Thing with electric cars is everyone talks about availability of charging points. I would have thought the most important charging point is at home and down here (London) the vast majority of people park on the street, how does that work? Are the pavements going to be cluttered with charging points?

Rapid charging can be done in under 30 minutes now, enough for 100-150 miles, and I heard something on the news the other day about that time is about to be halved. So, in a few years, it could be down to under 5 minutes, the technology seems to be moving very quick.
 
Rapid charging can be done in under 30 minutes now, enough for 100-150 miles, and I heard something on the news the other day about that time is about to be halved. So, in a few years, it could be down to under 5 minutes, the technology seems to be moving very quick.

But not at home seemingly. So the long term plan is basically to replace petrol stations with charging points? 15 minutes every 150 miles doesn't seem too bad to me.

ETA: Actually this is a bit anglo-centric. Its probably fine in the majority of UK but a shitter in large countries where a 10 hour drive through nowhere is quite normal.
 
But not at home seemingly. So the long term plan is basically to replace petrol stations with charging points? 15 minutes every 150 miles doesn't seem too bad to me.

ETA: Actually this is a bit anglo-centric. Its probably fine in the majority of UK but a shitter in large countries where a 10 hour drive through nowhere is quite normal.

The range will have to go up, a 15 minute break every 150 miles sounds OK, but most driving isn't long slogs, it's 5 miles there and 5 miles back and so on, that 150 miles will be up pretty quickly and you'll be stuck for 15 minutes whilst rushing for an appointment, train, flight etc.
 
In theory yes.

The cars will be self-driving by then anyway, so will go and charge themselves when they're not in use. Residential roads full of parked cars that go undriven 90% of the time will be a thing of the past.
Time to start up a business in cleaning cars between users.

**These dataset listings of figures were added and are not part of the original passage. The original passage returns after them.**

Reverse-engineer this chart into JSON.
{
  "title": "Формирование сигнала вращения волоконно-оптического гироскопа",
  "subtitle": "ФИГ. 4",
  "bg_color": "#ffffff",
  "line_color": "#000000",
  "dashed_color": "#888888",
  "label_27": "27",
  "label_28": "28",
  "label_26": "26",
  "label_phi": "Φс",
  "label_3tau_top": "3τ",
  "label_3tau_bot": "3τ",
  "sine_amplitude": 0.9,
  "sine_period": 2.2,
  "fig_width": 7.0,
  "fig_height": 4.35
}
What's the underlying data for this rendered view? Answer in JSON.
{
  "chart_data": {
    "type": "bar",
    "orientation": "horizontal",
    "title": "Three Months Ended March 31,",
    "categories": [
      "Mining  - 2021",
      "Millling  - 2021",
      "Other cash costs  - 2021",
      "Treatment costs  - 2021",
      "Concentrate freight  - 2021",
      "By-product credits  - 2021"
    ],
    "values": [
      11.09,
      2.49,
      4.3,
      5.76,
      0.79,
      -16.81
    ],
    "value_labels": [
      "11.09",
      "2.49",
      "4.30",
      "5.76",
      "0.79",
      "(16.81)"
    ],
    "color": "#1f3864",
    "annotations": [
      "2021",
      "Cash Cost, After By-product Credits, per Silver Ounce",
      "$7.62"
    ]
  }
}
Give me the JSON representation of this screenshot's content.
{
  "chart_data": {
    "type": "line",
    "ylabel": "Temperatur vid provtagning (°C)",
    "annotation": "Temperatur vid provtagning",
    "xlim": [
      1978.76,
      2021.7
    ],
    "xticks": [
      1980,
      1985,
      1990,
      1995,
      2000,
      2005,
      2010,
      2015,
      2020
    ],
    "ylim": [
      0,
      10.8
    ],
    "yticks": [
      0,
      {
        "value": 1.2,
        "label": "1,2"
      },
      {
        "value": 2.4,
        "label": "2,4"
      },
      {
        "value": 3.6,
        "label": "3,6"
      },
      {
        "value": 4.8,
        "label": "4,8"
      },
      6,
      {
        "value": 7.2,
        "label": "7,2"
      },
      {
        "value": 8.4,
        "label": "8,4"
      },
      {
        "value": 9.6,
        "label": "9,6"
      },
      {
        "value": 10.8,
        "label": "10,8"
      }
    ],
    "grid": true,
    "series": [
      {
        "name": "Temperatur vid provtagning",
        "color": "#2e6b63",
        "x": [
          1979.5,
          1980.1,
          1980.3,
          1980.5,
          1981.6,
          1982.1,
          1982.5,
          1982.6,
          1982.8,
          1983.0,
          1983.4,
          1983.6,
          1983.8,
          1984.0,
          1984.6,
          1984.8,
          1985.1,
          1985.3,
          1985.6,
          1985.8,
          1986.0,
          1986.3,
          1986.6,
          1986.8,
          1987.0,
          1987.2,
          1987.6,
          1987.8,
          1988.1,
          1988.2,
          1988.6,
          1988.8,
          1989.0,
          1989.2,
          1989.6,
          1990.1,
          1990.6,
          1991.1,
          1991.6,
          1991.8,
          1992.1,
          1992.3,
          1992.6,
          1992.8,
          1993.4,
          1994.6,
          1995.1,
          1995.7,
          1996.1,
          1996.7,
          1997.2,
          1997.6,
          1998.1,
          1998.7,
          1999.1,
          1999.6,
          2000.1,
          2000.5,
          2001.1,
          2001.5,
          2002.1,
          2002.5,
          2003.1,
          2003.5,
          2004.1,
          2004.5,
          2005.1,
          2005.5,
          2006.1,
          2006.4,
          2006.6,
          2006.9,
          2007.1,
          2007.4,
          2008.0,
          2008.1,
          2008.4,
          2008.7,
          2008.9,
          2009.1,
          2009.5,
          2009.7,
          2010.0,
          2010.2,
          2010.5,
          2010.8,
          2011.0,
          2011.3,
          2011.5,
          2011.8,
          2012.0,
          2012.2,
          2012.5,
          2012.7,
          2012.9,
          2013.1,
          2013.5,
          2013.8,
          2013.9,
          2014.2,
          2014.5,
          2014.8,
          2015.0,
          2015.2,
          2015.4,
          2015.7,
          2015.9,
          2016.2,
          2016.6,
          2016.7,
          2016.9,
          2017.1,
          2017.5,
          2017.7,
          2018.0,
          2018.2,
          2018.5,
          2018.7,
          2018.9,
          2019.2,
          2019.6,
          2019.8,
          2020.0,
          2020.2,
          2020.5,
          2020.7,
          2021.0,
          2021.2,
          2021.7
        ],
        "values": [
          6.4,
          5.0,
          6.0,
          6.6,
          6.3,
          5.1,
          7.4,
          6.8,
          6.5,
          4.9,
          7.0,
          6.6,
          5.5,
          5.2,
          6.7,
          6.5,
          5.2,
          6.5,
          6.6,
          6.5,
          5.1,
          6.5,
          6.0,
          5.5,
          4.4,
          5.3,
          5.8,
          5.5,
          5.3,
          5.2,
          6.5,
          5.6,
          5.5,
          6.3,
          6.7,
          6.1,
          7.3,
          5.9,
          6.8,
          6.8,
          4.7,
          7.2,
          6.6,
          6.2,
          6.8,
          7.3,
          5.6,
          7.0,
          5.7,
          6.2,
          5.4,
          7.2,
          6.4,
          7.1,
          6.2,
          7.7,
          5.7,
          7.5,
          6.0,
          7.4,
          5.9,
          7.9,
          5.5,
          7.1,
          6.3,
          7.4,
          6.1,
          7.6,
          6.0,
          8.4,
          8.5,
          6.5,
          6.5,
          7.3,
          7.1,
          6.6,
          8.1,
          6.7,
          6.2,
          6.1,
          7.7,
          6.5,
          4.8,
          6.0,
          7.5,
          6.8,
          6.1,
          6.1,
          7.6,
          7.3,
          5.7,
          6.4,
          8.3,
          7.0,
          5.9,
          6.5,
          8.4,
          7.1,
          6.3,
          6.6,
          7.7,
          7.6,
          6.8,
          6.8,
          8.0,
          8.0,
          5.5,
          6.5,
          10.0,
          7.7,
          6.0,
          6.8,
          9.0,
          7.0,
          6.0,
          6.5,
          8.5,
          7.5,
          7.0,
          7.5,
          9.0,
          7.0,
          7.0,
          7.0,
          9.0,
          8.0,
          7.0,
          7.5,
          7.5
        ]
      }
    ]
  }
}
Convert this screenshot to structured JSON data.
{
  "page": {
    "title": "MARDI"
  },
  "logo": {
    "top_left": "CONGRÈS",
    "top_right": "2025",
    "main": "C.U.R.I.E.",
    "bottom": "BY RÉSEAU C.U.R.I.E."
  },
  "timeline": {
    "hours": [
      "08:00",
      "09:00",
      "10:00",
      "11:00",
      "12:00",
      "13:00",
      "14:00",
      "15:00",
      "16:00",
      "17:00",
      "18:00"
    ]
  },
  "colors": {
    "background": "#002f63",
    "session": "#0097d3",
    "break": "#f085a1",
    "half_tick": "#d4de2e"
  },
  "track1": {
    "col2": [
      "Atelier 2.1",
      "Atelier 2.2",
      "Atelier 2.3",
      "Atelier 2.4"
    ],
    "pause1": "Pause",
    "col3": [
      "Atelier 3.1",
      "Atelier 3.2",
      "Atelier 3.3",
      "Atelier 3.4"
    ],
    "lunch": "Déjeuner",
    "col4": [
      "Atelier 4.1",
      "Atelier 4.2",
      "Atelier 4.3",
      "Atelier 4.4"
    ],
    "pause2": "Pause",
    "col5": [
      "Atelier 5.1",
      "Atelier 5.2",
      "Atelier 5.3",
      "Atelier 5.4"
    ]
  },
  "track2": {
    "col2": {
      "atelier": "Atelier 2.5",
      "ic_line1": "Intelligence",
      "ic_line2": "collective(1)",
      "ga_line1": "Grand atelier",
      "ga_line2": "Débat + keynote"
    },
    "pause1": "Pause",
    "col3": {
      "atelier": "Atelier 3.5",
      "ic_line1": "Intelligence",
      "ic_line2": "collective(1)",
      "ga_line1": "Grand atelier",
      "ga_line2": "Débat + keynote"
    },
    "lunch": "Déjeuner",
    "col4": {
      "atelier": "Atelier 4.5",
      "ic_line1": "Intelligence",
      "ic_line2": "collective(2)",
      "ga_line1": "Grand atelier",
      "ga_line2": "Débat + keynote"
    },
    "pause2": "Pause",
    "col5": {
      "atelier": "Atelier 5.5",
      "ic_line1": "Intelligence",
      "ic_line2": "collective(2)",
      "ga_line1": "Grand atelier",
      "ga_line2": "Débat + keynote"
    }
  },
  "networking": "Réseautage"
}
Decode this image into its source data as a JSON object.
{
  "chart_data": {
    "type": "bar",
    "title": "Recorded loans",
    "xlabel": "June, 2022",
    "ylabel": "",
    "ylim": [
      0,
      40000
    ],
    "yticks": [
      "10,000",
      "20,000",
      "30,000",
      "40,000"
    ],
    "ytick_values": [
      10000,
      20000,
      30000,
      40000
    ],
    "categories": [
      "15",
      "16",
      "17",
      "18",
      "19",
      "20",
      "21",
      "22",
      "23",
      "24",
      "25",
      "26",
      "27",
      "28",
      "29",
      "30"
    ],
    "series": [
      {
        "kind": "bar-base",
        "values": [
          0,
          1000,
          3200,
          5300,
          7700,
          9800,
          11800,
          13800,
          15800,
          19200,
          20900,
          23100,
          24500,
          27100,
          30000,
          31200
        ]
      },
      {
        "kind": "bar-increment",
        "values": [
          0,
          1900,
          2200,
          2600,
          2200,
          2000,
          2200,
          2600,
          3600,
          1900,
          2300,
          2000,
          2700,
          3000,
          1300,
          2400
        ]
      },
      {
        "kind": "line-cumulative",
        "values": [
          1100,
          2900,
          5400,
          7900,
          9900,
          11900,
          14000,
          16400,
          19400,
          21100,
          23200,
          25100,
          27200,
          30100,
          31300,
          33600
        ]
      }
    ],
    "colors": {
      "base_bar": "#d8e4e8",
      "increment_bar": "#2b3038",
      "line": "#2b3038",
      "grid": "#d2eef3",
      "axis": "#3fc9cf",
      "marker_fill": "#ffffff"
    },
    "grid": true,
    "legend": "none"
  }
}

Car needs to self-report vomit, charge the account of the last person who hired it, then vom cleaners on the case. :thumbs:
 
It does smell of a holding move. Personally I can't wait for a robot car that I just sit and it carries me around - Ioathe driving. Not sure if it'll be ready for a complete ban in 20 years, althought if electric smart cars are good enough by then they won't need a ban.
 
What happened to swapping out empty batteries for charged ones at charging stations? I guess it would make cars poorly packaged as they'd need an accessible box to keep the batteries in, and of course the batteries would need to comply with a universal standard spec.
 
What happened to swapping out empty batteries for charged ones at charging stations? I guess it would make cars poorly packaged as they'd need an accessible box to keep the batteries in, and of course the batteries would need to comply with a universal standard spec.

Also that's a hell of a lot of batteries that would need producing and paying for.
 
If you can charge in 10 minutes, then faffing about with battery packs would seem pointless.
 
I cannot fucking wait. The convenience of owning a car is fantastic, but the cumulative effect of car ownership on cities is something this era will be scorned for. We don't notice it because it's everywhere, but we sure as hell will notice when it's gone.

Yup not to mention how expensive they are to run.

The future sounds good, my only reservation is these Tomorrow's World things have a strange way of not turning out how expected. That being said proliferation of self-driving cars does seem much more inevitable.